ERRORE SOTTOSTIMARE RISCHI DISTRIBUZIONE

Ma è la stessa Europa a riconoscere che alcuni errori sono stati compiuti, soprattutto nel sottostimare “la difficoltà della produzione di massa”, come ha riferito la commissaria Ursula Von der Leyen. L’obiettivo italiano resta quello del 70% delle vaccinazioni entro settembre. Con una produzione sul territorio nazionale, auspicata da Draghi, il goal sembra meno lontano. Senza, però, difficilmente riusciremo a rispettare le tempistiche.

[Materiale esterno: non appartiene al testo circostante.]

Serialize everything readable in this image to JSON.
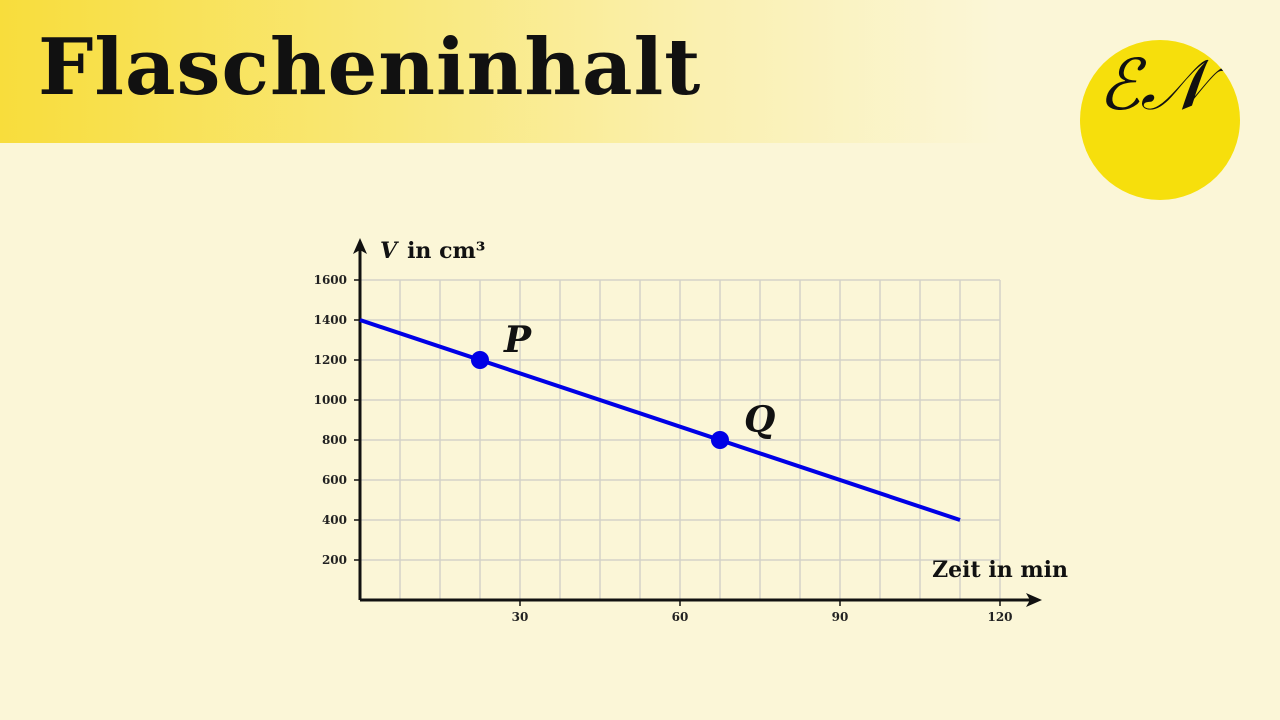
{
  "header": {
    "title": "Flascheninhalt"
  },
  "logo": {
    "text": "EN"
  },
  "chart_data": {
    "type": "line",
    "title": "",
    "xlabel": "Zeit in min",
    "ylabel_var": "V",
    "ylabel_unit": "in cm³",
    "xlim": [
      0,
      120
    ],
    "ylim": [
      0,
      1600
    ],
    "x_ticks": [
      30,
      60,
      90,
      120
    ],
    "y_ticks": [
      200,
      400,
      600,
      800,
      1000,
      1200,
      1400,
      1600
    ],
    "x_grid_step": 7.5,
    "y_grid_step": 200,
    "grid": true,
    "series": [
      {
        "x": [
          0,
          112.5
        ],
        "y": [
          1400,
          400
        ],
        "color": "#0000e6"
      }
    ],
    "points": [
      {
        "label": "P",
        "x": 22.5,
        "y": 1200
      },
      {
        "label": "Q",
        "x": 67.5,
        "y": 800
      }
    ]
  }
}
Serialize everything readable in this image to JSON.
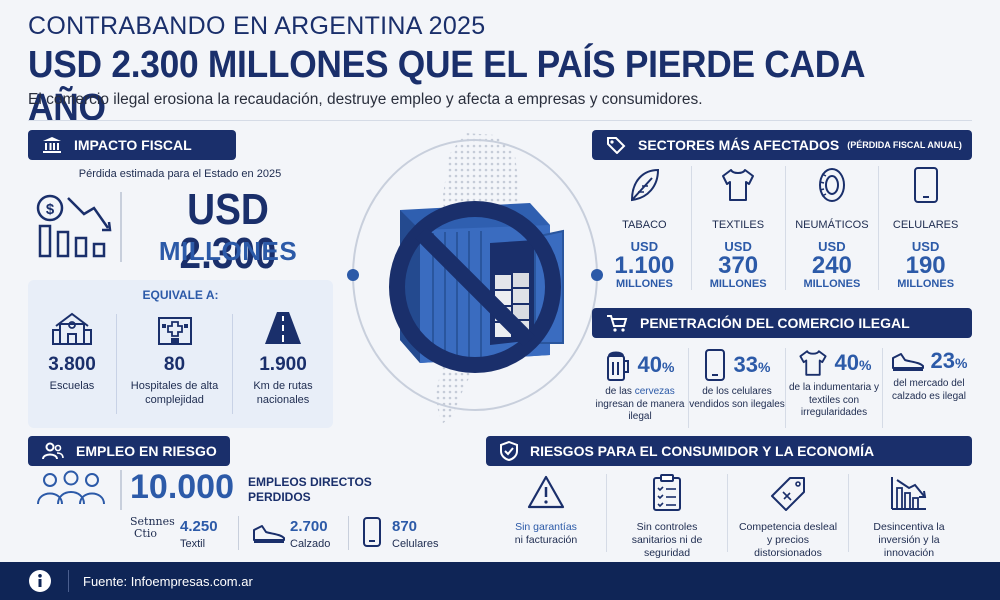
{
  "header": {
    "eyebrow": "CONTRABANDO EN ARGENTINA 2025",
    "title": "USD 2.300 MILLONES QUE EL PAÍS PIERDE CADA AÑO",
    "subtitle": "El comercio ilegal erosiona la recaudación, destruye empleo y afecta a empresas y consumidores."
  },
  "fiscal": {
    "section_title": "IMPACTO FISCAL",
    "caption": "Pérdida estimada para el Estado en 2025",
    "amount": "USD 2.300",
    "unit": "MILLONES",
    "equivale_title": "EQUIVALE A:",
    "equivalents": [
      {
        "value": "3.800",
        "label": "Escuelas",
        "icon": "school-icon"
      },
      {
        "value": "80",
        "label": "Hospitales de alta complejidad",
        "icon": "hospital-icon"
      },
      {
        "value": "1.900",
        "label": "Km de rutas nacionales",
        "icon": "road-icon"
      }
    ]
  },
  "sectors": {
    "section_title": "SECTORES MÁS AFECTADOS",
    "section_note": "(PÉRDIDA FISCAL ANUAL)",
    "items": [
      {
        "name": "TABACO",
        "currency": "USD",
        "value": "1.100",
        "unit": "MILLONES",
        "icon": "leaf-icon"
      },
      {
        "name": "TEXTILES",
        "currency": "USD",
        "value": "370",
        "unit": "MILLONES",
        "icon": "tshirt-icon"
      },
      {
        "name": "NEUMÁTICOS",
        "currency": "USD",
        "value": "240",
        "unit": "MILLONES",
        "icon": "tire-icon"
      },
      {
        "name": "CELULARES",
        "currency": "USD",
        "value": "190",
        "unit": "MILLONES",
        "icon": "phone-icon"
      }
    ]
  },
  "penetration": {
    "section_title": "PENETRACIÓN DEL COMERCIO ILEGAL",
    "items": [
      {
        "value": "40",
        "pct": "%",
        "label_pre": "de las ",
        "label_hl": "cervezas",
        "label_post": " ingresan de manera ilegal",
        "icon": "beer-icon"
      },
      {
        "value": "33",
        "pct": "%",
        "label": "de los celulares vendidos son ilegales",
        "icon": "phone-icon"
      },
      {
        "value": "40",
        "pct": "%",
        "label": "de la indumentaria y textiles con irregularidades",
        "icon": "tshirt-icon"
      },
      {
        "value": "23",
        "pct": "%",
        "label": "del mercado del calzado es ilegal",
        "icon": "shoe-icon"
      }
    ]
  },
  "employment": {
    "section_title": "EMPLEO EN RIESGO",
    "total": "10.000",
    "total_label": "EMPLEOS DIRECTOS PERDIDOS",
    "breakdown": [
      {
        "value": "4.250",
        "label": "Textil",
        "icon_text": "Setnnes",
        "icon_text2": "Ctio"
      },
      {
        "value": "2.700",
        "label": "Calzado"
      },
      {
        "value": "870",
        "label": "Celulares"
      }
    ]
  },
  "risks": {
    "section_title": "RIESGOS PARA EL CONSUMIDOR Y LA ECONOMÍA",
    "items": [
      {
        "label_hl": "Sin garantías",
        "label": "ni facturación",
        "icon": "warning-icon"
      },
      {
        "label": "Sin controles sanitarios ni de seguridad",
        "icon": "checklist-icon"
      },
      {
        "label": "Competencia desleal y precios distorsionados",
        "icon": "price-tag-icon"
      },
      {
        "label": "Desincentiva la inversión y la innovación",
        "icon": "declining-chart-icon"
      }
    ]
  },
  "footer": {
    "source": "Fuente: Infoempresas.com.ar"
  },
  "colors": {
    "navy": "#1a2f6b",
    "accent": "#2c5aa8",
    "footer": "#0f2556"
  }
}
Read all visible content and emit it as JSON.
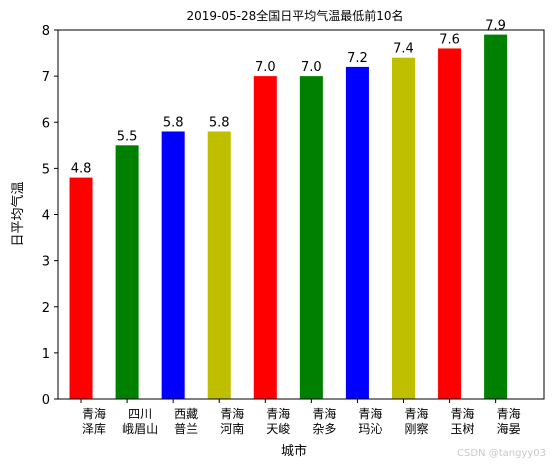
{
  "chart_data": {
    "type": "bar",
    "title": "2019-05-28全国日平均气温最低前10名",
    "xlabel": "城市",
    "ylabel": "日平均气温",
    "ylim": [
      0,
      8
    ],
    "yticks": [
      "0",
      "1",
      "2",
      "3",
      "4",
      "5",
      "6",
      "7",
      "8"
    ],
    "categories": [
      [
        "青海",
        "泽库"
      ],
      [
        "四川",
        "峨眉山"
      ],
      [
        "西藏",
        "普兰"
      ],
      [
        "青海",
        "河南"
      ],
      [
        "青海",
        "天峻"
      ],
      [
        "青海",
        "杂多"
      ],
      [
        "青海",
        "玛沁"
      ],
      [
        "青海",
        "刚察"
      ],
      [
        "青海",
        "玉树"
      ],
      [
        "青海",
        "海晏"
      ]
    ],
    "values": [
      4.8,
      5.5,
      5.8,
      5.8,
      7.0,
      7.0,
      7.2,
      7.4,
      7.6,
      7.9
    ],
    "value_labels": [
      "4.8",
      "5.5",
      "5.8",
      "5.8",
      "7.0",
      "7.0",
      "7.2",
      "7.4",
      "7.6",
      "7.9"
    ],
    "bar_colors": [
      "#ff0000",
      "#008000",
      "#0000ff",
      "#bfbf00",
      "#ff0000",
      "#008000",
      "#0000ff",
      "#bfbf00",
      "#ff0000",
      "#008000"
    ],
    "grid": false,
    "legend": "none"
  },
  "watermark": "CSDN @tangyy03"
}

THIERRY BRETON: ENTRO FINE ANNO PIENA AUTONOMIA VACCINALE UE

Ad ogni modo, Thierry Breton, a capo della task force Ue per aumentare le capacità di produzioni vaccinali europee, ha assicurato che entro un anno o al massimo un anno e mezzo l’Europa avrà piena indipendenza vaccinale. “Per la sola Europa penso che saremo a piena capacità già entro fine anno ma guardiamo anche al vicinato” ha riferito Breton in occasione di un’intervista rilasciata a diverse testate, strizzando l’occhio alle vicende di colonialismo farmaceutico che negli ultimi giorni se non mesi stanno scaldando i rapporti commerciali – e non solo – internazionali. Il riferimento, è indubbio, è sopratutto ad Africa e Balcani, come ha riferito lui stesso. Coinvolta in questo programma anche l’Italia. Oltre ad Anagni, riferisce Breton, “ci sono numerose altre società che potrebbero essere coinvolte”. “Ogni nuovo candidato – ha concluso – è il benvenuto”.

E IL VENETO, INTANTO…

Il Veneto, nel frattempo, gioca da solista. Temendo di non riuscire a vaccinare gli abitanti della Regione, Luca Zaia ha pensato di attivarsi per acquistare in autonomia vaccini da destinare agli abitanti del proprio territorio, in aggiunta alle forniture nazionali. L’Aifa, sostenuta anche dalla Commissione europea, ha però chiesto alle Regioni di non derogare “dal rispetto delle norme per l’importazione dei farmaci”, invitandole a confrontarsi direttamente con Arcuri. Intanto, però, il Veneto avrebbe ricevuto un’offerta da Pfizer pari a 27 milioni di dosi, da dividere in due lotti, come rivelato dal direttore della sanità veneta Luciano Flor.